Line dancing became most popular in the 1970’s with such dances as the electric slide, and the Cha cha, and the cupid shuffle. However, it all began with the Madison. The height of its popularity was in the 1950’s, and in 1961 The San Francisco Stomp embodied the definition of a line dance. Line dancing is a dance done in a group. Dancers line up in rows doing synchronized moves, often not meeting one another.
Line dancing stemmed from contemporary disco, although country and western line dancing emerged at the same time. “Country line dancing” is what most people think of when they think of line dancing. The most well-known Country line dance songs that helped to bolster the dance were “Cowboy Boogie,” and “Walkin’ Wazi.” Many different musical styles have been inspired by this dance, such as rhythm and blues, disco, swing, and Latin. Country and western line dancing usually includes the two-step, western promenade, and variations of the polka and swing. In the 1970’s the disco version of line dancing brought new life to the style.
Even though in the decades since line dancing has been synonymous with country music, these days that is no longer the case. The versatility of this style is what keeps it going.
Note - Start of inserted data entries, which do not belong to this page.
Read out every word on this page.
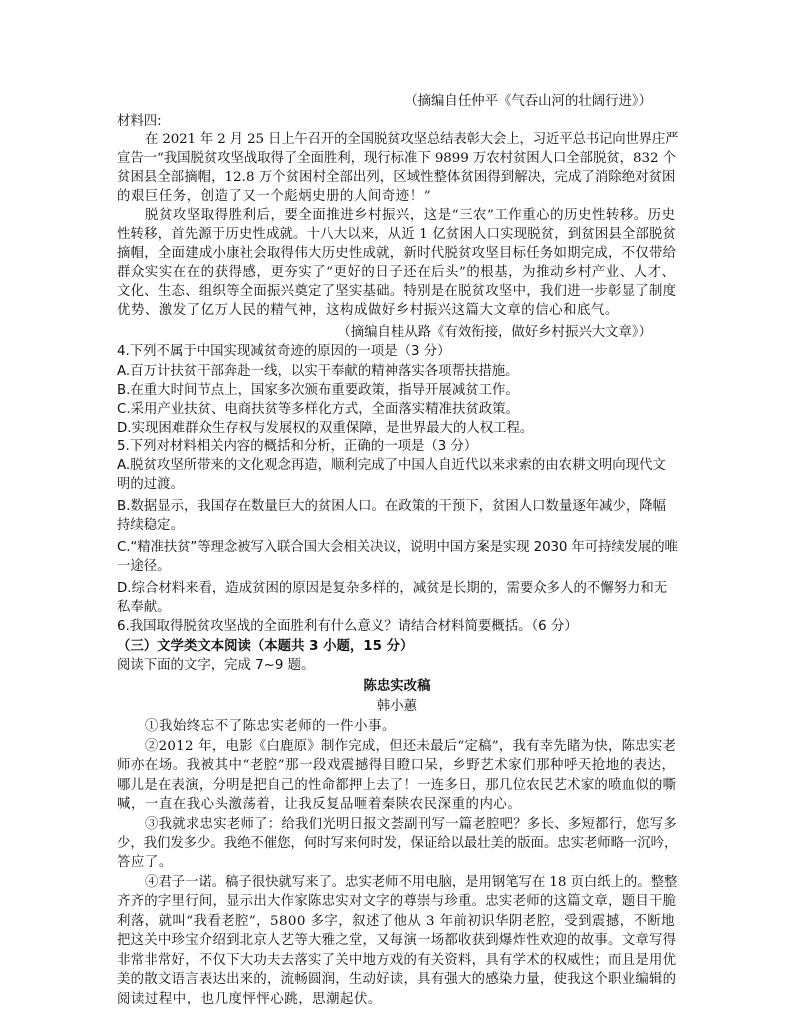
（摘编自任仲平《气吞山河的壮阔行进》）
材料四:
在 2021 年 2 月 25 日上午召开的全国脱贫攻坚总结表彰大会上，习近平总书记向世界庄严
宣告一“我国脱贫攻坚战取得了全面胜利，现行标准下 9899 万农村贫困人口全部脱贫，832 个
贫困县全部摘帽，12.8 万个贫困村全部出列，区域性整体贫困得到解决，完成了消除绝对贫困
的艰巨任务，创造了又一个彪炳史册的人间奇迹！”
脱贫攻坚取得胜利后，要全面推进乡村振兴，这是“三农”工作重心的历史性转移。历史
性转移，首先源于历史性成就。十八大以来，从近 1 亿贫困人口实现脱贫，到贫困县全部脱贫
摘帽，全面建成小康社会取得伟大历史性成就，新时代脱贫攻坚目标任务如期完成，不仅带给
群众实实在在的获得感，更夯实了“更好的日子还在后头”的根基，为推动乡村产业、人才、
文化、生态、组织等全面振兴奠定了坚实基础。特别是在脱贫攻坚中，我们进一步彰显了制度
优势、激发了亿万人民的精气神，这构成做好乡村振兴这篇大文章的信心和底气。
（摘编自桂从路《有效衔接，做好乡村振兴大文章》）
4.下列不属于中国实现减贫奇迹的原因的一项是（3 分）
A.百万计扶贫干部奔赴一线，以实干奉献的精神落实各项帮扶措施。
B.在重大时间节点上，国家多次颁布重要政策，指导开展减贫工作。
C.采用产业扶贫、电商扶贫等多样化方式，全面落实精准扶贫政策。
D.实现困难群众生存权与发展权的双重保障，是世界最大的人权工程。
5.下列对材料相关内容的概括和分析，正确的一项是（3 分）
A.脱贫攻坚所带来的文化观念再造，顺利完成了中国人自近代以来求索的由农耕文明向现代文
明的过渡。
B.数据显示，我国存在数量巨大的贫困人口。在政策的干预下，贫困人口数量逐年减少，降幅
持续稳定。
C.“精准扶贫”等理念被写入联合国大会相关决议，说明中国方案是实现 2030 年可持续发展的唯
一途径。
D.综合材料来看，造成贫困的原因是复杂多样的，减贫是长期的，需要众多人的不懈努力和无
私奉献。
6.我国取得脱贫攻坚战的全面胜利有什么意义？请结合材料简要概括。（6 分）
（三）文学类文本阅读（本题共 3 小题，15 分）
阅读下面的文字，完成 7~9 题。
陈忠实改稿
韩小蕙
①我始终忘不了陈忠实老师的一件小事。
②2012 年，电影《白鹿原》制作完成，但还未最后“定稿”，我有幸先睹为快，陈忠实老
师亦在场。我被其中“老腔”那一段戏震撼得目瞪口呆，乡野艺术家们那种呼天抢地的表达，
哪儿是在表演，分明是把自己的性命都押上去了！一连多日，那几位农民艺术家的喷血似的嘶
喊，一直在我心头激荡着，让我反复品咂着秦陕农民深重的内心。
③我就求忠实老师了：给我们光明日报文荟副刊写一篇老腔吧？多长、多短都行，您写多
少，我们发多少。我绝不催您，何时写来何时发，保证给以最壮美的版面。忠实老师略一沉吟，
答应了。
④君子一诺。稿子很快就写来了。忠实老师不用电脑，是用钢笔写在 18 页白纸上的。整整
齐齐的字里行间，显示出大作家陈忠实对文字的尊崇与珍重。忠实老师的这篇文章，题目干脆
利落，就叫“我看老腔”，5800 多字，叙述了他从 3 年前初识华阴老腔，受到震撼，不断地
把这关中珍宝介绍到北京人艺等大雅之堂，又每演一场都收获到爆炸性欢迎的故事。文章写得
非常非常好，不仅下大功夫去落实了关中地方戏的有关资料，具有学术的权威性；而且是用优
美的散文语言表达出来的，流畅圆润，生动好读，具有强大的感染力量，使我这个职业编辑的
阅读过程中，也几度怦怦心跳，思潮起伏。
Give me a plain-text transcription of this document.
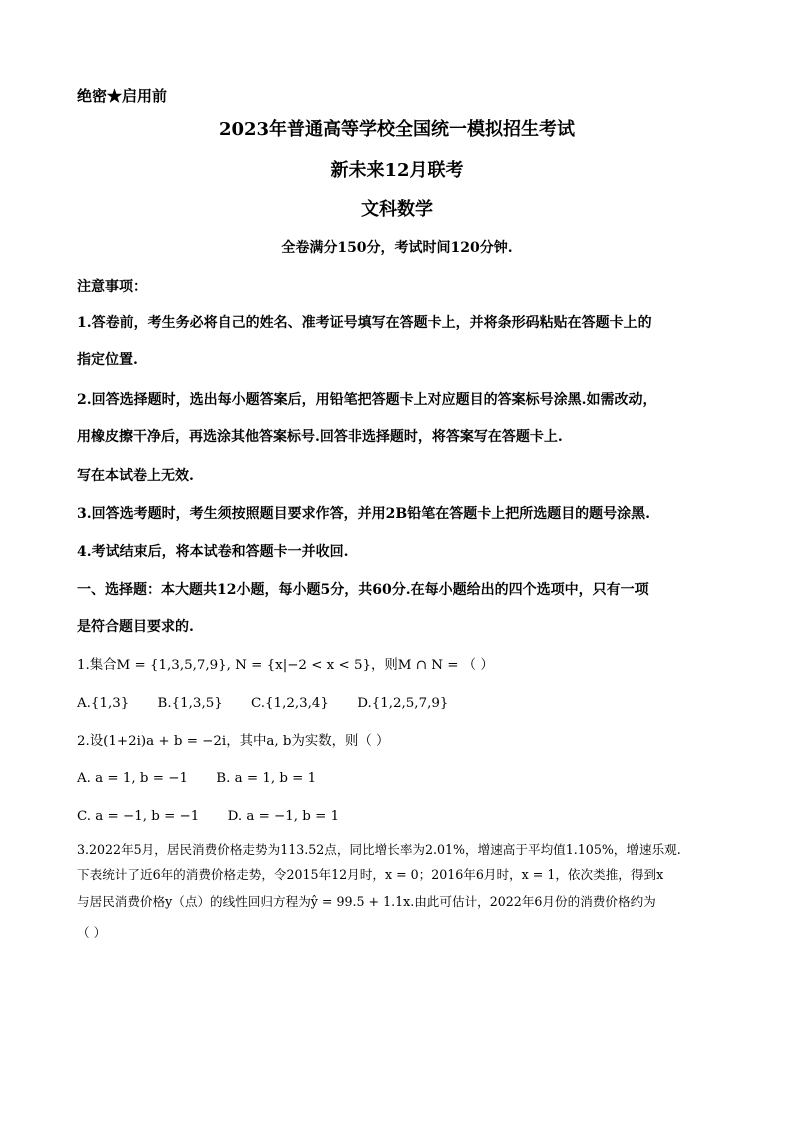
绝密★启用前
2023年普通高等学校全国统一模拟招生考试
新未来12月联考
文科数学
全卷满分150分，考试时间120分钟.
注意事项：
1.答卷前，考生务必将自己的姓名、准考证号填写在答题卡上，并将条形码粘贴在答题卡上的
指定位置.
2.回答选择题时，选出每小题答案后，用铅笔把答题卡上对应题目的答案标号涂黑.如需改动，
用橡皮擦干净后，再选涂其他答案标号.回答非选择题时，将答案写在答题卡上.
写在本试卷上无效.
3.回答选考题时，考生须按照题目要求作答，并用2B铅笔在答题卡上把所选题目的题号涂黑.
4.考试结束后，将本试卷和答题卡一并收回.
一、选择题：本大题共12小题，每小题5分，共60分.在每小题给出的四个选项中，只有一项
是符合题目要求的.
1.集合M = {1,3,5,7,9}, N = {x|−2 < x < 5}，则M ∩ N = （ ）
A.{1,3} B.{1,3,5} C.{1,2,3,4} D.{1,2,5,7,9}
2.设(1+2i)a + b = −2i，其中a, b为实数，则（ ）
A. a = 1, b = −1 B. a = 1, b = 1
C. a = −1, b = −1 D. a = −1, b = 1
3.2022年5月，居民消费价格走势为113.52点，同比增长率为2.01%，增速高于平均值1.105%，增速乐观.
下表统计了近6年的消费价格走势，令2015年12月时，x = 0；2016年6月时，x = 1，依次类推，得到x
与居民消费价格y（点）的线性回归方程为ŷ = 99.5 + 1.1x.由此可估计，2022年6月份的消费价格约为
（ ）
Pop, rock and hip-hop line dance songs can get people up and moving.
The count for line dancing is either individual-1,2,3,4 or double- 1&2 3&4. There are four categories One step, two step, Waltz or Cha cha.
Some of the basic moves of line dancing are as follows:
One count steps
Step (one count)
Right Vine ( three counts)
Left Vine (three counts)
Touch Tap (one count)
Scuff (one count)
Stomp (one Count)
Double count steps:
Triple step (1&2)
Forward Shuffle (1&2)
Sailor Step (1&2)
Rumba Box (eight counts)
Toe switches (two counts)
Rolling Vine (three counts), just to name a few.
The versatility makes line dancing one of the most popular and fun group dances to date. Whether you are two stepping to “Rock Lobster” by the B-52’S or doing the “Tootsee Roll” by 69 Boyz, there is a version of this dance for all kinds. Anyone can learn to grapevine with their friends.